Perhaps the worst reactions are of those who demand some kind of act of contrition by every Muslim as a way to separate themselves from such negative acts committed in the name of their faith, while demanding tolerance toward whatever ideology, faith or cause they favor and it is here where all the phobias and hate we denounce becomes ours, but in the form of “good intolerance” because it’s “our intolerance”.
If we generalize we all lose
I cannot demand of a Muslim who has nothing to do with terrorism to publicly separate him/herself and excuse his/her faith because some psychopath used his religion to mask their psychopathic behavior just as I can’t demand of every Catholic or Protestant to separate themselves from the years of war in Northern Ireland or Atheists from the persecution of Christians in China and the Soviet Union or Buddhists from the terrorist acts committed in Sri Lanka and Burma.
Furthermore, it would be the equivalent of demanding from every male and female, for no reason, to denounce publicly every sexual assault, killing, robbery… committed in the world and humanity itself to excuse themselves for the destruction of the rain forest, poisoning the sea, pollution, etc. You get the point, it makes no sense.
However, even when such a separation and public denouncement occurs it’s not yet enough for those who think they have the higher moral ground on the hating field, as an example I leave you with this article and the comments below it: Not in our name – Muslims respond in revulsion to Charlie Hebdo massacre
Terrorists are not religious people
No matter what you read, hear or see, no matter how much insistence there is linking violent acts with deep spiritual commitments, I believe we can all mostly agree that religion and shooting at people are not connected per se and that those connections are only made by people with an specific agenda and with specific problems, but even more importantly that such arguments are but an easy exit to other issues none of them humanitarian.
In order to commit a terrorist attack a terrorist needs nothing, but an excuse, let that be defense of country, God or believe, all of them nothing but acts of retaliation against what’s different or unacceptable to self.
Regardless of your ideology or faith, this golden rule is a great one to follow, give the respect you want to receive and then some, do not become what you criticize, but be the better person, hate is not resolved with more hate, but with understanding knowing that in most cases the information we handle is only partial and in most cases biased toward our own already established opinion.
The key for real tolerance is to know that our knowledge of facts, especially in a fast changing information world, is in most cases partial and to accept that our judgement might be wrong or in need of review as we cannot expect from ourselves to always be right what makes constant revision and self-criticism not only a need, but a must before we open our mouths and let our opinion flow.
No one, I think, will deny that it would be awful to tolerate the truly intolerable.

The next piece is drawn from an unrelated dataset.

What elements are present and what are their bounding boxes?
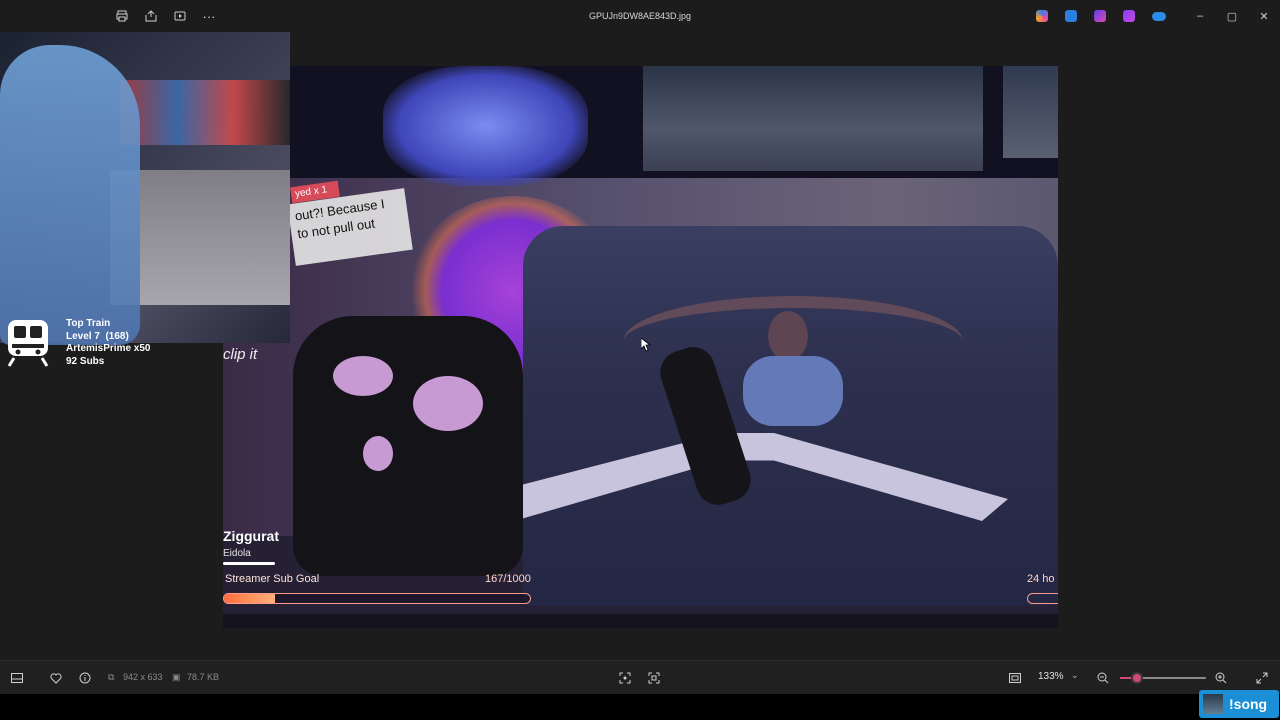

However, those defending toleration will point out that it’s difficult to know when we are in possession of the full relevant truth and nothing but. This doesn’t require one to be a moral skeptic. Rather, one only need see that only a fool could believe he’s right all the time and has no need to give consideration to other views. On deeply contentious moral issues, this truism seems to provide a presumption in favor of caution and restraint. I might have the right to risk my own life for the sake of my idea, but it is much more difficult to justify risking someone else’s life on the same grounds.